Le candidat d’Horizons et de Renaissance à la Mairie de Paris, Pierre-Yves Bournazel, a estimé samedi 31 janvier qu’il fallait « tirer les leçons » des défaillances et violences dans le périscolaire parisien. « Si j’étais maire de Paris, j’aurais démissionné et viré les membres de l’exécutif et d’administration qui ont failli. Ils ont failli et à un moment donné, il y a une éthique de responsabilité », a-t-il déclaré sur Franceinfo.

« Le maire de Paris devrait demander des comptes à son exécutif, à l’adjoint en charge du dossier du périscolaire, et aux administrations, aux cadres qui sont responsables et qui ont eu les remontées », a-t-il poursuivi.

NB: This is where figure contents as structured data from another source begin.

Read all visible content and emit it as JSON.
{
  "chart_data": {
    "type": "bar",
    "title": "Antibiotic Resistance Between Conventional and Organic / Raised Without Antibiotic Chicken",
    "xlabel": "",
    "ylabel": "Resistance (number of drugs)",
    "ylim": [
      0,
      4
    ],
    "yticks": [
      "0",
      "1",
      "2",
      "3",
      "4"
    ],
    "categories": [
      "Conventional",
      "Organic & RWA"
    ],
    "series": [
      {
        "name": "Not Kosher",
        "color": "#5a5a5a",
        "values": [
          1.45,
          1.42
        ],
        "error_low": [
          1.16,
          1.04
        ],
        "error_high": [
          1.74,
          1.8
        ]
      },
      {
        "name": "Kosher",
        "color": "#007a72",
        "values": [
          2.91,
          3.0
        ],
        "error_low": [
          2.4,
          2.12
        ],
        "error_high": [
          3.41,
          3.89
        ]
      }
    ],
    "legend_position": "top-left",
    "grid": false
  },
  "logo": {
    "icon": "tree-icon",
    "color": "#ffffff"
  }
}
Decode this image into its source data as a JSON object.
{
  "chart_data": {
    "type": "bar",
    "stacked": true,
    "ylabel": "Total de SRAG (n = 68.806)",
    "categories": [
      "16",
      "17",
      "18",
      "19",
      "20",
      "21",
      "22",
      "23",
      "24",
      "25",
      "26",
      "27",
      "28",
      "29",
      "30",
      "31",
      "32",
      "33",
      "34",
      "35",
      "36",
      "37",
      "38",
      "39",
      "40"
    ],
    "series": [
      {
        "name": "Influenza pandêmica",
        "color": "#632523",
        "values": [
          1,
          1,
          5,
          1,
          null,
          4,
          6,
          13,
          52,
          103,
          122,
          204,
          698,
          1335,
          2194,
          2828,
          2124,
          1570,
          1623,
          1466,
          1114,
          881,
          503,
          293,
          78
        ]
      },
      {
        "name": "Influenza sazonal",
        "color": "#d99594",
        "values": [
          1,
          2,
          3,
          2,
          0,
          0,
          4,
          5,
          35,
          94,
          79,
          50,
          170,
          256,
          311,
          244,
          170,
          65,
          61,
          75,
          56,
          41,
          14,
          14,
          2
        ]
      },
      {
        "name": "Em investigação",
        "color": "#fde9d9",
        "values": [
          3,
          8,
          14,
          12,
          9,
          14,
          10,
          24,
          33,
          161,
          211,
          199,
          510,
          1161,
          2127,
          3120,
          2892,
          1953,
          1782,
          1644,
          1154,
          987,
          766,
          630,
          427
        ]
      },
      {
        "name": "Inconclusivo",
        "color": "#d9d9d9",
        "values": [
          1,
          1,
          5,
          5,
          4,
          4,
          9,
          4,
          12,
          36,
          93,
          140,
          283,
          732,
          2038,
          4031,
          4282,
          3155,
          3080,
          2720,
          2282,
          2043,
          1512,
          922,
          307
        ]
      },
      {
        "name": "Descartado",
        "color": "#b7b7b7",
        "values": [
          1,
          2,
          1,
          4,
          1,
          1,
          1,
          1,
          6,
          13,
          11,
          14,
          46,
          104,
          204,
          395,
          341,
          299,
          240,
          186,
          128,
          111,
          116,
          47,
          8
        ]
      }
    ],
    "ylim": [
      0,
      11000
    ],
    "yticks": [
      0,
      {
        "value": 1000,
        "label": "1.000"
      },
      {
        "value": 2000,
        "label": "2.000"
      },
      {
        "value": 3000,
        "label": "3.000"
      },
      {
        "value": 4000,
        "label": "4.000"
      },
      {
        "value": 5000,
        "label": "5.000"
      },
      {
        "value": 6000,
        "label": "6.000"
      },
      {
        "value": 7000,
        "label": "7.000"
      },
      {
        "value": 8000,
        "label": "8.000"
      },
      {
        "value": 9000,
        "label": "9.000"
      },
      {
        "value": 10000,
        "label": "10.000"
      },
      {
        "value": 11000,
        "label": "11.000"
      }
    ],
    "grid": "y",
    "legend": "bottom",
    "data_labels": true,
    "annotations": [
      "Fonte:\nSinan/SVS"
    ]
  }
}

De nombreuses défaillances dans le périscolaire parisien ont été dévoilées jeudi soir dans une enquête de « Cash investigation », sur France 2. On y voit des témoignages de parents dont les signalements de comportements suspects de personnels ne sont pas pris en compte, mais aussi l’absence de cadre de recrutement, ou encore des comportements inappropriés d’animateurs, dont une qui embrasse un enfant sur la bouche à l’école maternelle publique Saint-Dominique, dans le 7e arrondissement de Paris.

Réactions de plusieurs candidats

A la suite de la diffusion de cette enquête, la Mairie de Paris a annoncé dans un communiqué qu’elle avait lancé « une enquête administrative, émis un signalement au parquet et suspendu avec effet immédiat deux animatrices mises en cause dans ce reportage ».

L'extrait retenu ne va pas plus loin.